JurnalPatroliNews – Jakarta – Indonesia berpeluang mencatat tonggak baru dalam ketahanan energi nasional pada tahun ini. Menteri Energi dan Sumber Daya Mineral (ESDM) Bahlil Lahadalia mengungkapkan bahwa kebutuhan bahan bakar minyak jenis solar tidak hanya dapat dipenuhi sepenuhnya dari produksi dalam negeri, tetapi juga berpotensi menghasilkan surplus hingga 1,4 juta kiloliter.

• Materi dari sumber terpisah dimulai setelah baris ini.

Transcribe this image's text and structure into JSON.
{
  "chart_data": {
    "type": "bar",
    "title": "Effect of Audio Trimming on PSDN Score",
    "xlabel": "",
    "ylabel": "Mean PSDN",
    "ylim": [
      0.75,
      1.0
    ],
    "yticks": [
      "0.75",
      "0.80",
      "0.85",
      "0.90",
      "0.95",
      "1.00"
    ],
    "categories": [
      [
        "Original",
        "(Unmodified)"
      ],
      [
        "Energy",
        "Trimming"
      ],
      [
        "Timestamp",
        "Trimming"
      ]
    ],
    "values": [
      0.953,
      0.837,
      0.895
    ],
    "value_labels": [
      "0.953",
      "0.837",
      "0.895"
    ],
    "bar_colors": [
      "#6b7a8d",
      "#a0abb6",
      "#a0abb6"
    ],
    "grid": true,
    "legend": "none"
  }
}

Menurut Bahlil, perhitungan tersebut berasal dari keseimbangan antara kapasitas produksi nasional dengan tingkat konsumsi solar di dalam negeri. Sepanjang 2025, konsumsi solar nasional berada di kisaran 38 juta kiloliter, dengan sekitar 5 juta kiloliter di antaranya masih mengandalkan pasokan impor. Namun pada tahun ini, kapasitas produksi domestik dipastikan mampu menutup seluruh kebutuhan tersebut, bahkan melebihi permintaan.
“Impor solar yang tersisa sekitar 5 juta kiloliter sudah bisa kita tutup. Bahkan ada potensi kelebihan pasokan sekitar 1,4 juta kiloliter,” ujar Bahlil saat berada di Balikpapan, Selasa, 13 Januari 2026.
Ia menjelaskan, terdapat dua pendorong utama yang membuat Indonesia berpeluang mencatat surplus solar. Pertama, implementasi kebijakan biodiesel B50 yang mulai diberlakukan tahun ini sebagai penguatan dari program B40 sebelumnya. Skema ini menggunakan campuran 50 persen bahan bakar nabati berbasis minyak sawit dan 50 persen solar, sehingga secara signifikan mengurangi kebutuhan solar fosil.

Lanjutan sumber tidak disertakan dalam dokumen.